Герцог Бургундский, графы Суассонский и Артуасский, магистр ордена госпитальеров Гийом де Шатонеф и магистр ордена тамплиеров Гийом де Соннак вместе с другими влиятельными баронами и рыцарями предлагали королю воспользоваться ужасом, охватившим мусульман, и действовать как можно быстрее, чтобы захватить столицу Египта. Архиепископ де Бове поддерживал их, напоминая королю, как испортила воинов долгая зимовка на Кипре, когда они забыли о своем долге перед Христом и предались распутству.
Король же, поддерживаемый герцогом Анжуйским и остальными, хотел дождаться своего брата Альфонса Пуатьерского, который должен был прибыть в августе с подкреплением, во главе дворянского ополчения Французского королевства.

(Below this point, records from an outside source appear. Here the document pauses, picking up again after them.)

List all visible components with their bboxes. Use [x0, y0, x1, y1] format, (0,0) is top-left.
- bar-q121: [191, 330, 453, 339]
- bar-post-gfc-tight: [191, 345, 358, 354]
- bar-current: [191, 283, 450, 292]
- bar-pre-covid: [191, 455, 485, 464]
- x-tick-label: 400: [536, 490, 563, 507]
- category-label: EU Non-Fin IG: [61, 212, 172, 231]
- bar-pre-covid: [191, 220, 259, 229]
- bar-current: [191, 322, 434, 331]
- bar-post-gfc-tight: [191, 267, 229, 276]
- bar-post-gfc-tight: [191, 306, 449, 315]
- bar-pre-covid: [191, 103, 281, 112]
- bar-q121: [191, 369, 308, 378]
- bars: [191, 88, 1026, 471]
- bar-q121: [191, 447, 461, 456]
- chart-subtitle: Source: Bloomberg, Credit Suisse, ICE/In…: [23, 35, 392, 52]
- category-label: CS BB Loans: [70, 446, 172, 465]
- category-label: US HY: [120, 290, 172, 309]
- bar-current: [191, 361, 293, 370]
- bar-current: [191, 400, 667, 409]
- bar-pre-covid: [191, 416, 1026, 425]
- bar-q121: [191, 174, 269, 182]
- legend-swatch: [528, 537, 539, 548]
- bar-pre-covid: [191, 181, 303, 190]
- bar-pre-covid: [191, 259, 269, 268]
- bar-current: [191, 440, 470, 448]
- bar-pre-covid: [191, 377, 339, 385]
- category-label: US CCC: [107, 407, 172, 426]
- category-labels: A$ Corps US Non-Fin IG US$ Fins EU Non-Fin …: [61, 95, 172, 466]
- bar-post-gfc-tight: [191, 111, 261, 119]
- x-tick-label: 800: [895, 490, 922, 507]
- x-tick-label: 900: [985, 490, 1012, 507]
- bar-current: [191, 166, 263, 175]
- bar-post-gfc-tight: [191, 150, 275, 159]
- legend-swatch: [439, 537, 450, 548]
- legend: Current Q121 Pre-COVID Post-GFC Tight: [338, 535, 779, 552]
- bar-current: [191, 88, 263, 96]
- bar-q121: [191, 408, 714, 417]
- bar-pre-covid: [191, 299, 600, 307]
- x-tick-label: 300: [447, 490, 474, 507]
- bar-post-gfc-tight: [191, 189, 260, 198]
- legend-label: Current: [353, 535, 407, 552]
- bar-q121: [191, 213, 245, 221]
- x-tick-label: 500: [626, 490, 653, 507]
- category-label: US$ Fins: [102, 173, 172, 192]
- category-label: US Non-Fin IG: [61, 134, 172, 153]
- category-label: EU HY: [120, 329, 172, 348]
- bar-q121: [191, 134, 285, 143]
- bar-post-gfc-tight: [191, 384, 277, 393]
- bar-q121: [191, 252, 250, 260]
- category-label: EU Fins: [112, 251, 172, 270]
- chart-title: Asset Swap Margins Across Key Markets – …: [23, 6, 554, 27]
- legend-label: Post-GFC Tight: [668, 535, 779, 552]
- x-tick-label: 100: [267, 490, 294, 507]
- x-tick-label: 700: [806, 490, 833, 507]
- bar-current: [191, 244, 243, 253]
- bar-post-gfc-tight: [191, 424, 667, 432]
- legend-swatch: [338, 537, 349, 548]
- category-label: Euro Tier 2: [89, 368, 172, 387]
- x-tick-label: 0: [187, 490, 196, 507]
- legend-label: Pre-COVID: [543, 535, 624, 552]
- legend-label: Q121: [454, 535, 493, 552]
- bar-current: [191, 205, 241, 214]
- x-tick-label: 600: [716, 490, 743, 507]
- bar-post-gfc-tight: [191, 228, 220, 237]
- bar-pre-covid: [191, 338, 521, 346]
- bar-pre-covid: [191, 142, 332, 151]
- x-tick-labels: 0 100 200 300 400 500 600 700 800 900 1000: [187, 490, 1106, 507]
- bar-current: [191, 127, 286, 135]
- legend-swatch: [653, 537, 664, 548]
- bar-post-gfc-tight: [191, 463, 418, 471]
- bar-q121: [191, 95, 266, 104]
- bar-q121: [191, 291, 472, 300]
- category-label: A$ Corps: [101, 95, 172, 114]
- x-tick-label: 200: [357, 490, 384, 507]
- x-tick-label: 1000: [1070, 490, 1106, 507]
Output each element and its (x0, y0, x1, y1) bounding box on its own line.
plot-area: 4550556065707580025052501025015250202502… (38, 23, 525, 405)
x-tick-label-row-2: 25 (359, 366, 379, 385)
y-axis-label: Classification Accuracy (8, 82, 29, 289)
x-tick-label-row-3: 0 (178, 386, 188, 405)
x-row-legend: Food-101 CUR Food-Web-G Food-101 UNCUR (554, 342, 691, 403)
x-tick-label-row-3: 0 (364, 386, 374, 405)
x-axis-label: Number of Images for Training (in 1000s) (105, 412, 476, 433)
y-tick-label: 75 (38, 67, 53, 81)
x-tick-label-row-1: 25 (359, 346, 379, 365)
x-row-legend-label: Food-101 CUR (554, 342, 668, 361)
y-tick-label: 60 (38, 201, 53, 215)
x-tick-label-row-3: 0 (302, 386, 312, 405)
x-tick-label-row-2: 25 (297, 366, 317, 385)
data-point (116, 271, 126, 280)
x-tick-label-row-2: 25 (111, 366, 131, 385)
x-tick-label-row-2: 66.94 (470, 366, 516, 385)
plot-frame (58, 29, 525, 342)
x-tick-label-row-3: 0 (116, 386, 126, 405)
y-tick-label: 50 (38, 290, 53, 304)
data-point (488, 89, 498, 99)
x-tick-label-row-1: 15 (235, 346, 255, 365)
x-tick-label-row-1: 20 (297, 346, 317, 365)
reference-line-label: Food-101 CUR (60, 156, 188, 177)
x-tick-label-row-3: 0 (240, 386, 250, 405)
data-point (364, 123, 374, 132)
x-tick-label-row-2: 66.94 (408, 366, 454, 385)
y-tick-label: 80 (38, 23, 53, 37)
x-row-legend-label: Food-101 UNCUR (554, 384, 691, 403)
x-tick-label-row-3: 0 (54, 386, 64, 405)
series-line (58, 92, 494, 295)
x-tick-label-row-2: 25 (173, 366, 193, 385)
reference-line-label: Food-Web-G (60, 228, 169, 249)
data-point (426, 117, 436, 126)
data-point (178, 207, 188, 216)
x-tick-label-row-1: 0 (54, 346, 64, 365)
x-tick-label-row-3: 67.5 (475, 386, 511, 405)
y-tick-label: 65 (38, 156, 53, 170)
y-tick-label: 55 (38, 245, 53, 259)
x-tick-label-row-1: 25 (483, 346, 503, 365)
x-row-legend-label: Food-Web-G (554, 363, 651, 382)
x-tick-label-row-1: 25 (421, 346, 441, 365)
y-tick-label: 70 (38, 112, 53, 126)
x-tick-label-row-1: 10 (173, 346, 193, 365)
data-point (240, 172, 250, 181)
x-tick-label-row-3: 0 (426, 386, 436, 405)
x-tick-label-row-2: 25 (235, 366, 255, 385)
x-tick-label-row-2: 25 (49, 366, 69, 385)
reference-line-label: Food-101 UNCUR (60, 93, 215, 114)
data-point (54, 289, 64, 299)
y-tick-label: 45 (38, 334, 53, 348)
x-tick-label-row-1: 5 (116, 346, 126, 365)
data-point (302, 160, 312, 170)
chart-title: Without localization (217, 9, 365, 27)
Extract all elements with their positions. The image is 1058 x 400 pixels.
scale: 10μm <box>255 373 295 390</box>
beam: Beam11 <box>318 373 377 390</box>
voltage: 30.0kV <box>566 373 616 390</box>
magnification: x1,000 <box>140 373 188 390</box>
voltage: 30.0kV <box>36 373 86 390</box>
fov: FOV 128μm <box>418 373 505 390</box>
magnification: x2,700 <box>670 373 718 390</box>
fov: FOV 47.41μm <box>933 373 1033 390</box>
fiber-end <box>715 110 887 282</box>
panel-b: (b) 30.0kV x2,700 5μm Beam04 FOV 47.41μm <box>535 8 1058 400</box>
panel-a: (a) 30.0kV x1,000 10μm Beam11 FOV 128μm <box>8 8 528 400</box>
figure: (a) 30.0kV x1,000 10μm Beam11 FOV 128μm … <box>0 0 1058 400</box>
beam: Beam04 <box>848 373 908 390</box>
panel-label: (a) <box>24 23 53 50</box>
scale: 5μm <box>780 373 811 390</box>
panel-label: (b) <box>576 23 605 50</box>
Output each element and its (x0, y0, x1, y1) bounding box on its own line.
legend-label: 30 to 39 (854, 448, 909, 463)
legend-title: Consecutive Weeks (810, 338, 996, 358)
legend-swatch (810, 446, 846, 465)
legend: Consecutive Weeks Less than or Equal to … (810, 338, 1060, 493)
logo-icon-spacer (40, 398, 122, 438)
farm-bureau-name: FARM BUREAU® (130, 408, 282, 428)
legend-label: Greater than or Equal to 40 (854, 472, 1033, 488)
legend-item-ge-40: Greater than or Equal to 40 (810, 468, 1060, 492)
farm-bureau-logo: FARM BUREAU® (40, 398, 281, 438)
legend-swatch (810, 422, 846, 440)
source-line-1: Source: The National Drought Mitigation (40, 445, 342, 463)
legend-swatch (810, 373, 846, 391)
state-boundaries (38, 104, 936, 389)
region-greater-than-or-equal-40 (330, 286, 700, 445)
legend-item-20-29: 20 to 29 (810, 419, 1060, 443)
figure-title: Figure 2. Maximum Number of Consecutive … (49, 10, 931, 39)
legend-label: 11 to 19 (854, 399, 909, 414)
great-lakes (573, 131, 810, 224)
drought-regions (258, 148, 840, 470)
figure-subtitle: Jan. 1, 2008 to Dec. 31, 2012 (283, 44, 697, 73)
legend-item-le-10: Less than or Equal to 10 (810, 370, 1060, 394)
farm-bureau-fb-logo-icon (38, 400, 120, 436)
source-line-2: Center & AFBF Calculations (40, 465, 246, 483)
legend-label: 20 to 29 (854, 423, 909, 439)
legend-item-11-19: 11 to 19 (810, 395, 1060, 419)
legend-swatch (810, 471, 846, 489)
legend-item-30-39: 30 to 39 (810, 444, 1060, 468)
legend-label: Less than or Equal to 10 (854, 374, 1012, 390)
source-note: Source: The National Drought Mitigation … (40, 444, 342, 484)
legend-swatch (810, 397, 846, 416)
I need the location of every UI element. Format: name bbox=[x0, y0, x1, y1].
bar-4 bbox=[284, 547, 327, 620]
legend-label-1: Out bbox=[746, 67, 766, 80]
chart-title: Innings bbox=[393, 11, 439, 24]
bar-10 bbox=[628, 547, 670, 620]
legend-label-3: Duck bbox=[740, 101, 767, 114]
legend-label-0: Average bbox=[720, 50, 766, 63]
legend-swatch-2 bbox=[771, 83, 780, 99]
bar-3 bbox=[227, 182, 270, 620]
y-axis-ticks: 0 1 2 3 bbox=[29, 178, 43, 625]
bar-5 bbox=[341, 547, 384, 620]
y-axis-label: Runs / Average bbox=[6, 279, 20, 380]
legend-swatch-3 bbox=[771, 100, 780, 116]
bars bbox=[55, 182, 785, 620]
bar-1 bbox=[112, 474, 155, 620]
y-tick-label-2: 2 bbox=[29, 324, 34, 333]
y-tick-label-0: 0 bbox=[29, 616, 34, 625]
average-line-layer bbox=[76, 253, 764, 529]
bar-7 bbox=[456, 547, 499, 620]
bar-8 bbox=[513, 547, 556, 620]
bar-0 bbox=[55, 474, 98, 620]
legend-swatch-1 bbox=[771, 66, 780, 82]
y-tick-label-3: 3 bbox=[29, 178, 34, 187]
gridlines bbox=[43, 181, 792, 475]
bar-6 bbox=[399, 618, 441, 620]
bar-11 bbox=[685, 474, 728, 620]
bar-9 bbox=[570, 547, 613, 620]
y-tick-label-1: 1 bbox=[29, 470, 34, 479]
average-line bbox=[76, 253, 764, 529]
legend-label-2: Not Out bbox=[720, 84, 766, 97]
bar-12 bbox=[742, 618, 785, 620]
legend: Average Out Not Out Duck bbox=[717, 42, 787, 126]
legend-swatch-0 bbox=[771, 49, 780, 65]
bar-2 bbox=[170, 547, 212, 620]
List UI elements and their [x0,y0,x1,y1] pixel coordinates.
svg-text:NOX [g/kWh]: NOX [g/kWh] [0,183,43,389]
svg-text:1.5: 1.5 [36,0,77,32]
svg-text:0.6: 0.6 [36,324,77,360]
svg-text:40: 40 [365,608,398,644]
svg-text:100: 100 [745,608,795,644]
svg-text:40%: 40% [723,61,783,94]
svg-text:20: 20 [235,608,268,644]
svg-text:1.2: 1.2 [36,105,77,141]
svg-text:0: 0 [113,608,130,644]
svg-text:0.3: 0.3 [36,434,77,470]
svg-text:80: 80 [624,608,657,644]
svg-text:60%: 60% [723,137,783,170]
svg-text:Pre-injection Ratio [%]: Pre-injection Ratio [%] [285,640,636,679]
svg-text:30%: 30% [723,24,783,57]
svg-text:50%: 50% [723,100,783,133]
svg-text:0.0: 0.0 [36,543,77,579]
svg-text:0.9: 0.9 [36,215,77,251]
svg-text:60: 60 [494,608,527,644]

Кроме того, на нескольких кораблях, прибывших за эти дни в Дамьетту, приехали рыцари из многих стран, в том числе группа из девяти английских рыцарей, и это казалось королю хорошим знаком: он надеялся, что к ним присоединится еще сотня-другая воинов.
Решительность короля преодолела сопротивление баронов, только когда к нему прибыли послы от султана и передали, что султан Негем-эд-дин вызывает Людовика на сражение 25 июня. Король принял вызов, и воины стали ждать конца месяца, чтобы отправиться на сражение.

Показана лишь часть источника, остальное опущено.